Pen Air also offers an accompanying Level UP Spending Account, meant for children aged 8 years and above. This account offers a uniquely designed debit card, along with an easy-to-use mobile app with parental controls. There are no joining fees, but you need to hold $25 in member savings account for the period you are a member of the credit union.

Can you Gift Money to a Child’s Account?

Most parents help out their children. This is corroborated by a 2018 Merrill survey, which reveals that close to 80% of parents support their adult children, which includes paying for their cellphone bills, wedding, higher education or mortgages.

In 2022, parents can gift up to $16,000 per year per child without having to report it to the IRS.  For example, if there are two children and two parents in a family, then each parent can give $16,000 to each child, which in total amounts to $64,000.

The parents are not required to file a gift tax return for this amount in 2021. However, anything above and beyond this limit requires documentation with the IRS. It also means parents have to use a portion of their lifetime gift tax exemption which currently stands at $11.7 million.

Opening a bank account for kids: Tax implications          

It is always advised to open a bank account for children as it will teach them valuable lessons about the importance of saving and spending money wisely. However, there are tax implications for money put into a savings account for a child.

Children like adults are liable to pay taxes on interests earned in a savings account, but everything is dependent on how much money is earned.

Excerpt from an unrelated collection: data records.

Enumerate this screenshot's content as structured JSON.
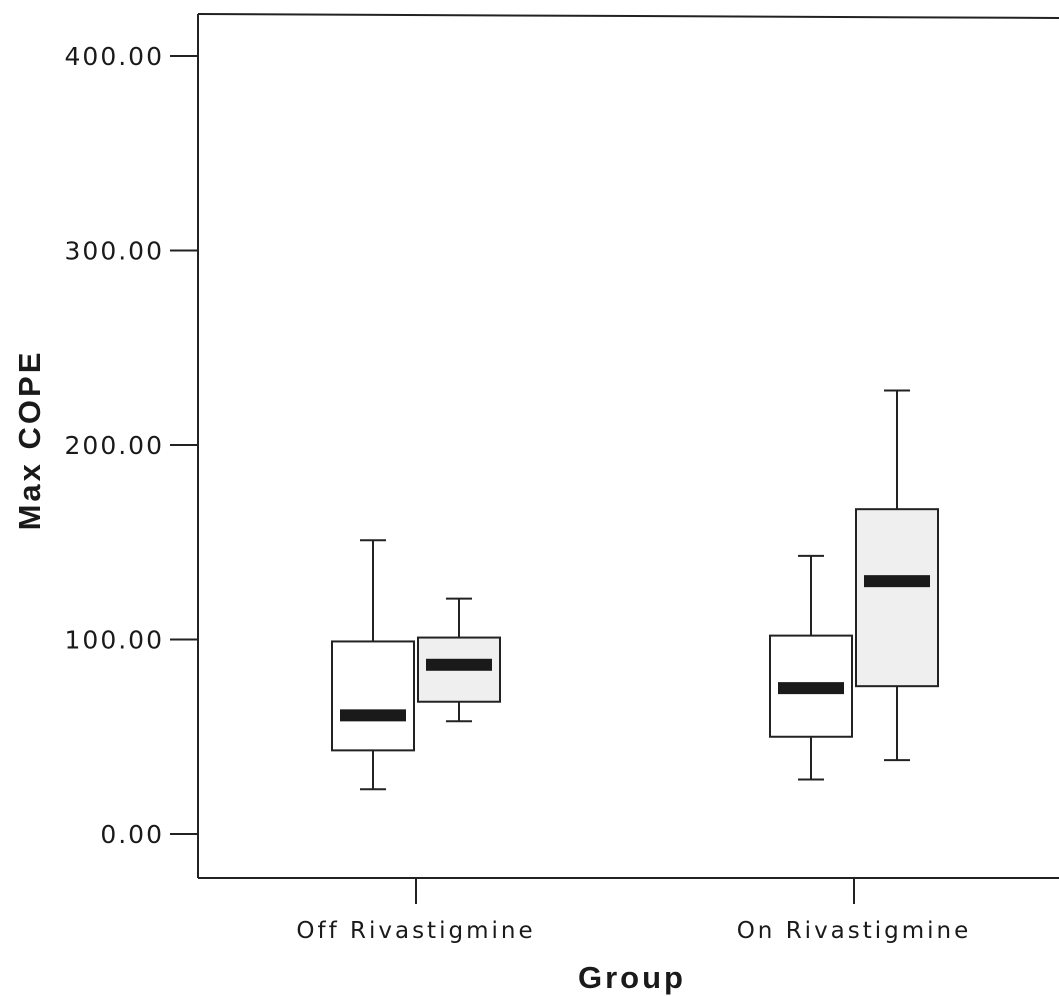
{
  "chart_data": {
    "type": "boxplot",
    "xlabel": "Group",
    "ylabel": "Max COPE",
    "categories": [
      "Off Rivastigmine",
      "On Rivastigmine"
    ],
    "ylim": [
      0,
      400
    ],
    "yticks": [
      0,
      100,
      200,
      300,
      400
    ],
    "ytick_labels": [
      "0.00",
      "100.00",
      "200.00",
      "300.00",
      "400.00"
    ],
    "series": [
      {
        "fill": "#ffffff",
        "boxes": [
          {
            "category": "Off Rivastigmine",
            "min": 23,
            "q1": 43,
            "median": 61,
            "q3": 99,
            "max": 151
          },
          {
            "category": "On Rivastigmine",
            "min": 28,
            "q1": 50,
            "median": 75,
            "q3": 102,
            "max": 143
          }
        ]
      },
      {
        "fill": "#efefef",
        "boxes": [
          {
            "category": "Off Rivastigmine",
            "min": 58,
            "q1": 68,
            "median": 87,
            "q3": 101,
            "max": 121
          },
          {
            "category": "On Rivastigmine",
            "min": 38,
            "q1": 76,
            "median": 130,
            "q3": 167,
            "max": 228
          }
        ]
      }
    ]
  }
}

As per IRS rules, a child having more than $2,200 in unearned income, is supposed to pay taxes the parent’s tax rate or their own—whichever is higher. Then there is also the option of parents reporting the interest earned on their child’s saving account as their own. However, this could result in higher tax liability.

Also, money put into custodial accounts belongs to the child, though it is managed by an elder till the child becomes an adult and assumes full control of it. It means any interest earned or growth is taxable at the child’s rate, which is lower than what an adult has to pay.

Under UGMA and UTMA, a child younger than 14 has to pay no taxes on an amount up to $950. For the next $950, the child tax rate is applicable. Beyond that, the child is taxed at the parental rate. For children aged 14 and above, income and capital gains are taxed at the child’s rate.

Summary: How Old Do You Have To Be To Open A Bank Account?

Financial literacy for kids begins earlier than most parents expect or realize. A University of Cambridge study shows that the majority of the children start understanding the value of money by the age of 7.

They generally become aware of how money is earned and how it can be used to purchase goods and services. The study also found out that kids despite grasping the basic concepts of money, somewhat struggle to differentiate between luxuries and necessities (a problem many adults face as well).

Opening a bank account in your child’s name provides you with hands-on experience in money management. And since kids cannot have their own account unless they turn adults, their parents need to open an account on their behalf and link it with their own banking account.

This in turn offers parents greater control over how the child spends or saves the money received. Almost all kids accounts and debit cards come equipped with features that allow parents to keep tabs on their children’s spending habits. Some also offer interest irrespective of the amount in the account and provide savings and investing tools to help children learn the basics of saving, spending, and even earning money.